Gauteng govt to restore abandoned buildings

MEC says rehabilitated properties will be used for rental and subsidised housing

Jeanette Chabalala Senior Reporter
MEC Tasneem Motara during the Human Settlements 2024/2025
MEC Tasneem Motara during the Human Settlements 2024/2025
Image: Lubabalo Lesolle

The Gauteng department of human settlements is looking into rehabilitating old, abandoned, invaded, and dilapidated buildings in the province's inner cities.

MEC Tasneem Motara revealed this during her budget speech vote delivered at the Gauteng legislature on Wednesday.

Motara said the buildings would be used for rental or subsidised housing. Occupiers of hijacked buildings in the Joburg CBD who qualify for subsidised or nonsubsidised housing will be catered for, Motara said.

“We have to enter into a legal agreement with the City of Joburg or the property company, depending on who owns the property. We have very few properties that we own as provincial government in the precinct. But those that we do [own] will be fully rehabilitated for either rental stock or fully subsidised housing,” she said. 

Motara also said housing allocation would be prioritised and would be the 1996-1999 applicants, people with disabilities, child-headed households, and military veterans.

“The elimination of the title deeds backlog will continue to receive priority as evidenced by the robust actions we are taking to register outstanding title deeds. We will be focusing on fast-tracking the registration and transfer of subsidy homes and issuance of title deeds to households. Land and housing ownership are critical elements in winning the battle against the asset poverty of poor households.”

The revitalisation of the CBD is also one of the priorities of the seventh administration in the province according to Motara.

Her department will drive this effort through the resuscitation of dilapidated buildings and infrastructure within our inner cities, she said.

That would be done in partnership with the department of cooperative governance and traditional affairs in the province, she said.

In January, the office of City of Joburg mayor Kabelo Gwamanda said it had obtained several court orders to evacuate occupants of unsafe buildings since the deadly fire at Usindiso Building in August 2023, where 77 people lost their lives.

The orders allowed the city to start a process of evacuating some of these buildings in the interest of the safety of the inhabitants. 

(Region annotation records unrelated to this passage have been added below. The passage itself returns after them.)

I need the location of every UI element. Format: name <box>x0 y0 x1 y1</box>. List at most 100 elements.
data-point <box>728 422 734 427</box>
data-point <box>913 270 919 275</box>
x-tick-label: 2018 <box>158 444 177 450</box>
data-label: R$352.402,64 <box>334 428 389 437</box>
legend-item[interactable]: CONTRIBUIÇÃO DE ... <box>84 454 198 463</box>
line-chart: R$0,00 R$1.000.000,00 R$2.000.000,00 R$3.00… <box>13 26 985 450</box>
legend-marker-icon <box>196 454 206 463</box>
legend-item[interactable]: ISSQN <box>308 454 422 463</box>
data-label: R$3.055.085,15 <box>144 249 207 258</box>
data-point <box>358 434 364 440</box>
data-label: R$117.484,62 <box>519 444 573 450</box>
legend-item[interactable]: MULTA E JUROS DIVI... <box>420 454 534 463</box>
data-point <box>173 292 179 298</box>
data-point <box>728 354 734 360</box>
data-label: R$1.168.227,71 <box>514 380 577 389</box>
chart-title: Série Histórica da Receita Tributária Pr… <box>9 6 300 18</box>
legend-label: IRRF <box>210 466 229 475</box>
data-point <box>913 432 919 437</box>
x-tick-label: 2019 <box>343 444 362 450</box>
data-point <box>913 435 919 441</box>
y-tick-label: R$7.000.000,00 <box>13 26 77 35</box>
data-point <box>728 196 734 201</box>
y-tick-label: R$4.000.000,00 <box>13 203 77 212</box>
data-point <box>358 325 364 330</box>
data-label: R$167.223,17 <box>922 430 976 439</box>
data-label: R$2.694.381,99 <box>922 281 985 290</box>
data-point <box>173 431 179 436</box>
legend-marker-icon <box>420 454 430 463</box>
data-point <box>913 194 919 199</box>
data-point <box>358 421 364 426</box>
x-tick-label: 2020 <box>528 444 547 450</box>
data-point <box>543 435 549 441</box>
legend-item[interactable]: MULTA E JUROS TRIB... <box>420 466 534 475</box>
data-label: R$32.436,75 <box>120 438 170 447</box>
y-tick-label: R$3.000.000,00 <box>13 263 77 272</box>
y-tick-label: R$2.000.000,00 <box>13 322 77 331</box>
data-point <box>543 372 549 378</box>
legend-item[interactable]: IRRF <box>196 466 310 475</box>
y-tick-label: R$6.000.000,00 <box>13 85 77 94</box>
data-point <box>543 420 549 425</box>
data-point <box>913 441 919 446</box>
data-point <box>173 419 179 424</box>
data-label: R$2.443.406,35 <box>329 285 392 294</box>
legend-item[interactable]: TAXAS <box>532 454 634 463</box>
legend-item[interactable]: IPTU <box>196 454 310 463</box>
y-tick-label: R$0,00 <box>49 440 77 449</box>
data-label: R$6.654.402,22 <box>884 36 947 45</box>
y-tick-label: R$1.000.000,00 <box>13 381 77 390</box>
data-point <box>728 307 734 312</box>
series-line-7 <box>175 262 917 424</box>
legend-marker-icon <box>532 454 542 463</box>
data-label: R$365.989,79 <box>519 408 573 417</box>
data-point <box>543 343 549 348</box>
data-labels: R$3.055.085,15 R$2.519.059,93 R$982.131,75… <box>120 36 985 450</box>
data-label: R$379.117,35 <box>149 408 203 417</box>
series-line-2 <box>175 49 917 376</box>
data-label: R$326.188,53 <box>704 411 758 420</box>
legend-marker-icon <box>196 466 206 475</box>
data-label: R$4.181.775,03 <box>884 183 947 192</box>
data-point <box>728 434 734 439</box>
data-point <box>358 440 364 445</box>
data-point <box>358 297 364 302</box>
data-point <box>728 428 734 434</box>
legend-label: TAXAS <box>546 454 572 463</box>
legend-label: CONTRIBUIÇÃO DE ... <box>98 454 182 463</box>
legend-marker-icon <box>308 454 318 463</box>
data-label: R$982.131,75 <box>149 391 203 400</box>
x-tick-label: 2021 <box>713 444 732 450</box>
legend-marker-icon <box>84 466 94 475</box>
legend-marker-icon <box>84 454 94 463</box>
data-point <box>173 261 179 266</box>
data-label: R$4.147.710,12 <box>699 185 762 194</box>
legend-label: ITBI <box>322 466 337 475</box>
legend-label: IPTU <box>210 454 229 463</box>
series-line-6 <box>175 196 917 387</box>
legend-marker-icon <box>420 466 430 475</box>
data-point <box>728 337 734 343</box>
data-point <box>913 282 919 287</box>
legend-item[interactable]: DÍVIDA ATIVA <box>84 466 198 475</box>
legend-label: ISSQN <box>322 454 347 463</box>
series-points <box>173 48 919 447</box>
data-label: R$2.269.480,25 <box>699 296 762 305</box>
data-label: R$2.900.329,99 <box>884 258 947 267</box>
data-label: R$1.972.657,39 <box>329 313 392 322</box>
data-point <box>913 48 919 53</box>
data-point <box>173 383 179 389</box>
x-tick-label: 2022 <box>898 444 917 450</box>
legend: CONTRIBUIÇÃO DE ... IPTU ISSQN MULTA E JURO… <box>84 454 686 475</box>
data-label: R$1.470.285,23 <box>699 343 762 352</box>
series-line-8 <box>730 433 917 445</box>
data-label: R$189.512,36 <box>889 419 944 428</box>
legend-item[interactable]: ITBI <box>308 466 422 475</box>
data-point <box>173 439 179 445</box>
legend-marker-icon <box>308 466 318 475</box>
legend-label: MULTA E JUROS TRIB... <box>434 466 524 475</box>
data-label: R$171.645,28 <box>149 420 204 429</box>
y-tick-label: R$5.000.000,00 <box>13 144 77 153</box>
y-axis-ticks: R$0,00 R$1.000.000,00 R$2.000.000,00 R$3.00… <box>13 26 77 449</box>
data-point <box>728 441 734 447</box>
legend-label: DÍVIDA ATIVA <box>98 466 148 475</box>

However, Motara said the reason the municipality has not carried out the eviction order is “perhaps the fact that there is no stock on hand to relocate them”.

Earlier this month, residents living in hijacked buildings in the Joburg CBD told Sowetan that they were grateful that they live there as they don’t pay rent, because they have little money to even think about rent and services that many other people have to pay for.